6456 Nagasawa Rosetsu (1754-1799)
A set of four fusuma (sliding doors) painted in ink on a buff ground. The moonlit landscape shows eleven puppies at play and sleeping on a riverbank.
Signed: Heian Rosetsu sha
Seals: Nagasawa Gyo in and Rosetsu
(Painted by Rosetsu of Kyoto)
Japan 18th century Edo period
Dimensions: H. 66½” x 147¼” (168.5cm x 374cm)
Japanese buildings are often made up of rooms divided by fusuma (sliding doors); these are made of paper within a wood frame and gave rise to an important form of interior decoration. Castles, temples and the homes of the rich would employ famous artists to decorate these interiors. Maruyama Okyo and his pupils, including Rosetsu, painted a number of fusuma for temples where they remain to this day; and therefore, are rarely seen on the market. In 1786, on Okyo’s recommendation, Rosetsu toured Wakayama to paint fusuma in various temples there; he also received commissions from wealthy families in the area where his works still remain today. It is fair to assume that these fusuma, bearing the same seals as some of those used by Rosetsu whilst in the Province were painted during his tour of the area.
Nagasawa Rosetsu 1754 – 1799. Maruyama painter. Rosetsu was born and raised in the family of a low-ranking samurai of the Yoda clan in Yamashiro. While still young, he went to Kyoto to study with Maruyama Okyo, the founder of the Maruyama School of Panting, where he learned the fundamentals of drawing. He was not satisfied with the well-balanced, classical approach of his master and created his own style, resulting in a large number of bold, idiosyncratic works. On Okyo’s recommendation Rosetsu left for southern Kii Province (now Wakayama Prefecture) in 1786 and stayed for a year at the Muryoji, Sodoji and Jojuji temples of the Zen Buddhist sect. Rosetsu created over 140 wall and screen paintings during this short period of time, most of which have been designated Important Cultural Properties. He was in his mid-thirties when he executed these works yet they survive in these temples to this day, they are, without exception, very ambitious paintings.

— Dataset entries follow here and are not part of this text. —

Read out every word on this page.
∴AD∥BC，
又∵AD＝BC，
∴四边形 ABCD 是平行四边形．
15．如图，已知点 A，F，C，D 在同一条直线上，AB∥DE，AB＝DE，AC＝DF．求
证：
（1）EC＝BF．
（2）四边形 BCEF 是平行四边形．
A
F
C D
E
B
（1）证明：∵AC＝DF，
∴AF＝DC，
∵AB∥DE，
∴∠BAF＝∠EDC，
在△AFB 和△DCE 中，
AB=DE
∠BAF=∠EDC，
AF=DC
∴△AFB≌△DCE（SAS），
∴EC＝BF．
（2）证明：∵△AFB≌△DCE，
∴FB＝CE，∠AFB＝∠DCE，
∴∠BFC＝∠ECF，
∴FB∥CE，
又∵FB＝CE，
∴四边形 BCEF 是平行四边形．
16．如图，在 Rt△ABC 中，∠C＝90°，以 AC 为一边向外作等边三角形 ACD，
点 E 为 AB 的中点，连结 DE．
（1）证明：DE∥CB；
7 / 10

He was an extraordinarily versatile artist, at times close to the suiboku (literally; water and ink) style of the Muromachi school of painting, and at others borrowing themes from Ukiyo-e masters and painting famous Bijin. He often combined the bold composition of the Rimpa School with the humour of Zenga, frequently using a flat brush, or holding the brush in a slanting position, using different tones of ink in the same broad stroke. Occasionally he worked in a sort of Western technique called doro-e, a thick paint mixed with Chinese white.
For a similar set of four fusuma in the collection of Mr & Mrs C.D. Carter, U.S.A. see: Maruyama, Seventy Years, Volume Two, p.248, pl. 464; a set of fusuma featuring puppies see: Exhibition Nagasawa Rosetsu: The 200th Anniversary of His Death. Nihon Keizai Shimbun, Inc 2000. Pp. 58 & 59, and a furosaki screen in the collection of Edo Sen-ke Kawakami Sosetsu, Tokyo, see: Nagasawa Rosetsu The Fanciful Painter, Miho Museum, pp. 96 & 97, pl. 40.

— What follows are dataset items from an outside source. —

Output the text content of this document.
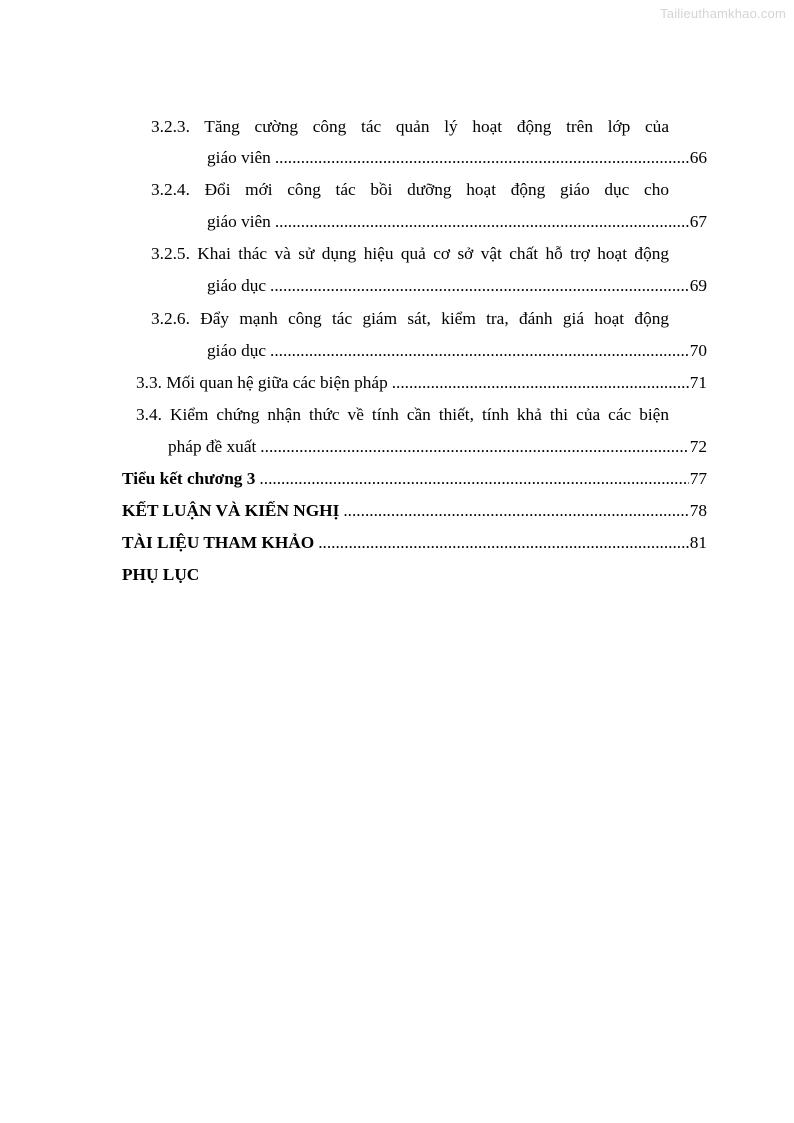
Tailieuthamkhao.com
3.2.3. Tăng cường công tác quản lý hoạt động trên lớp của
giáo viên .....	66
3.2.4. Đổi mới công tác bồi dưỡng hoạt động giáo dục cho
giáo viên .....	67
3.2.5. Khai thác và sử dụng hiệu quả cơ sở vật chất hỗ trợ hoạt động
giáo dục .....	69
3.2.6. Đẩy mạnh công tác giám sát, kiểm tra, đánh giá hoạt động
giáo dục .....	70
3.3. Mối quan hệ giữa các biện pháp .....	71
3.4. Kiểm chứng nhận thức về tính cần thiết, tính khả thi của các biện
pháp đề xuất .....	72
Tiểu kết chương 3 .....	77
KẾT LUẬN VÀ KIẾN NGHỊ .....	78
TÀI LIỆU THAM KHẢO .....	81
PHỤ LỤC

Works by the artist can be found in the collections of: Ashmolean Museum, Oxford; Art Museum, Princeton University, New Jersey; British Museum, London; Cleveland Museum of Art, Ohio; Daijo-ji Kasumi-mura, Hyogo-ken; Fine Arts Museum of San Francisco, California; Fogg Art Museum, Cambridge, Massachusetts; Freer Gallery of Art, Washington D.C.; Itsukushima Shrine Treasure House, Miyajima, Hiroshima-ken; Itsuo Art Museum, Osaka; Joju-ji, Wakayama-ken; Kotohira Shrine Museum, Kagawa-ken; Metropolitan Museum of Art, New York; Museum of Fine Arts, Boston, Massachusetts; Muryo-ji, Wakayama-ken; Nezu Art Museum, Tokyo; Sodo-ji, Wakayama-ken; Stanford University Art Gallery and Museum, California; Tokyo National Museum; University of Michigan Museum of Art, Ann Arbor; Worcester Art Museum, Massachusetts.